O que difere a gestão em rede do modelo de gestão tradicional?

A gestão em rede é diferente da gestão hierárquica, que é a tradicional, aquela em que “um manda e o outro obedece”. Na gestão em rede, o objetivo é aumentar a cooperação e a interdependência. O resultado só vai existir em saúde de condições crônicas se a atenção primária se comunicar com a atenção secundária, que por sua vez se comunica com a atenção do hospital e assim por diante, como falamos anteriormente. Além do mais, as decisões devem ser tomadas, sempre que possível, por consenso. Ou seja, entendendo que nenhum setor é mais importante do que o outro. Assim é possível gerar um aumento no excedente cooperativo que, segundo a teoria dos jogos, levaria a melhores resultados sanitários. Outro componente na gestão de rede é o modelo de financiamento. Quando nós temos rede, não devemos pagar por procedimentos, mas o SUS paga por procedimentos. Porque quando pagamos por procedimentos, estamos incentivando os prestadores de serviços a fazer mais serviços de maior densidade tecnológica para maximizar sua renda, mas a não fazer os serviços mais necessários às necessidades da população. Há uma tendência universal de sair do modelo chamado fee for service para o modelo fee for value, ou seja, para modelos de pagamento que estimulem o trabalho em rede e que são pagamentos que geram valor para as pessoas. Por exemplo: pagamento por orçamento global, ou pelo ciclo completo de uma doença, ou pagamento por captação, por pessoa. Esse é o movimento.

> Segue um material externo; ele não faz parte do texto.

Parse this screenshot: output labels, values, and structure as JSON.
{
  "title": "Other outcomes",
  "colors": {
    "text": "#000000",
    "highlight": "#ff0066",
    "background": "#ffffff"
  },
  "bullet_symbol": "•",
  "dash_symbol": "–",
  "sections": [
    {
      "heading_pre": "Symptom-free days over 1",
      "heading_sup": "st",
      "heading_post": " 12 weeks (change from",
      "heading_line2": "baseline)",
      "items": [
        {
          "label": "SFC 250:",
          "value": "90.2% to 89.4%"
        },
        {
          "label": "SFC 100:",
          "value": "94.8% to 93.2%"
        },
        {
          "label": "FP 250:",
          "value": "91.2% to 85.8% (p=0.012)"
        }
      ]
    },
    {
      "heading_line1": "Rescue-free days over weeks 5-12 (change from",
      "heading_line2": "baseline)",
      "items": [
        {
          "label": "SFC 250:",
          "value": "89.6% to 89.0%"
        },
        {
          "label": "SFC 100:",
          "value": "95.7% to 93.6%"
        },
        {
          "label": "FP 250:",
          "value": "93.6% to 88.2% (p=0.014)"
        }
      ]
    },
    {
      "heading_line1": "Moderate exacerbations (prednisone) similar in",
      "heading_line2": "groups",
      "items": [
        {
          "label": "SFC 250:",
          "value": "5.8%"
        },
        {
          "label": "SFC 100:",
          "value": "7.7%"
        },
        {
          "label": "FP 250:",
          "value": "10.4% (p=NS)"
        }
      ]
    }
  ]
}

O modelo de rede está funcionando?

Nós tivemos, em 2010, uma portaria muito boa que define operacionalmente o que é rede. Nós tivemos depois, em junho de 2011, o Decreto nº 7.508 que também diz que o SUS vai se organizar em rede. Ou seja, do ponto de vista normativo, nós estamos bem. Mas o Ministério da Saúde propôs algumas redes prioritárias – a Rede de Urgência e Emergência, a Rede Cegonha, de Crônicos, de Pessoas com Deficiência – e começou a implantar isso nos estados. Eu acho que foi uma experiência que deve ser continuada, mas eu diria que nos falta uma boa avaliação de como isso, na prática, está operando. Eu viajo muito pelo Brasil e noto muita diferença. Se você for ao Paraná, vai ver uma rede dessas funcionando muito bem, como a Rede Mãe Paranaense, mas se você for a outros estados e conhecer, por exemplo, a Rede Cegonha, verá que ela tem muitas deficiências. O movimento de implantação das redes deve ter continuidade. Mas precisa ser feita uma avaliação para reforçar os aspectos positivos e superar as deficiências em sua operacionalização. Precisa de uma avaliação ampla e o quanto antes isso for feito, melhor.

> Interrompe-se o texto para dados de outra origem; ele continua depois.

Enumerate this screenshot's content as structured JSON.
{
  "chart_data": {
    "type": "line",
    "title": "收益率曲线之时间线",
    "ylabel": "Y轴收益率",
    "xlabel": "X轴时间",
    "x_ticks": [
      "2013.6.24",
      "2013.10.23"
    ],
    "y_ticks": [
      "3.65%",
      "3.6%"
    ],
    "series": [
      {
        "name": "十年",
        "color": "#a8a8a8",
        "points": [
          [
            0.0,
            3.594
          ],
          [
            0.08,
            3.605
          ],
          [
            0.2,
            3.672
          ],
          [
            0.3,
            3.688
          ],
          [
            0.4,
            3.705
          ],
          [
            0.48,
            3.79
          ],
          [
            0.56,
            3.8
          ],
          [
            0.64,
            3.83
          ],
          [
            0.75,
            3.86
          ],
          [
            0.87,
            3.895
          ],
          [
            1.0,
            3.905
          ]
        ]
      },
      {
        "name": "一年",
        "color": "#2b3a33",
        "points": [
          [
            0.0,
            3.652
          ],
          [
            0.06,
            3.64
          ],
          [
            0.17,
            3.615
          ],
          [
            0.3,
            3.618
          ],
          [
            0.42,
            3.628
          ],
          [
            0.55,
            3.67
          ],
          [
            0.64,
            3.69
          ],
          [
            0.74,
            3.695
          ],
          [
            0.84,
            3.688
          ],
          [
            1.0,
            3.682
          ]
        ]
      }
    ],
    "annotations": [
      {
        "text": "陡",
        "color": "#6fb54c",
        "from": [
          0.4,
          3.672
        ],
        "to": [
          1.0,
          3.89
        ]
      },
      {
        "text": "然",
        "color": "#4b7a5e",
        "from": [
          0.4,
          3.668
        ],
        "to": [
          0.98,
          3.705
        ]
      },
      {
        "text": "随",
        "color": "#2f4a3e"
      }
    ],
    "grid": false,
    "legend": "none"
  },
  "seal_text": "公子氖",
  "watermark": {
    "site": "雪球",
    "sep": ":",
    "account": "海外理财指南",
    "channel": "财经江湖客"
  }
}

Dentro do modelo de rede de atenção à saúde (RAS), um aspecto chama bastante atenção, que é a humanização. Também vemos diversos relatos na imprensa de pessoas que sofrem humilhações por profissionais da saúde. Nosso sistema carece de humanização?

Carece, sim. Um sistema de saúde tem vários objetivos. Eu mencionei que ele tem o objetivo da efetividade, ou seja, só devo oferecer à população tecnologias que realmente funcionem; ele tem que ser eficiente, com custos menores e tem que ter qualidade. E, na dimensão da qualidade, nós temos diversos aspectos, dentre eles a humanização que se expressa, na literatura internacional, também com o nome “atenção centrada na pessoa”. E eu acho que esse termo é melhor para expressar o que queremos dizer, porque o sistema terá uma relação muito humanizada com cada indivíduo, e também vai respeitar os valores e as preferências das pessoas. É feito um diagnóstico, indica-se uma terapêutica, mas que às vezes entra em conflito com os valores das pessoas, que muitas vezes não está de acordo com as preferências das pessoas. Eu acho que essa é uma dimensão difusa, porque isso faz parte intrínseca da relação entre os profissionais de saúde e os usuários.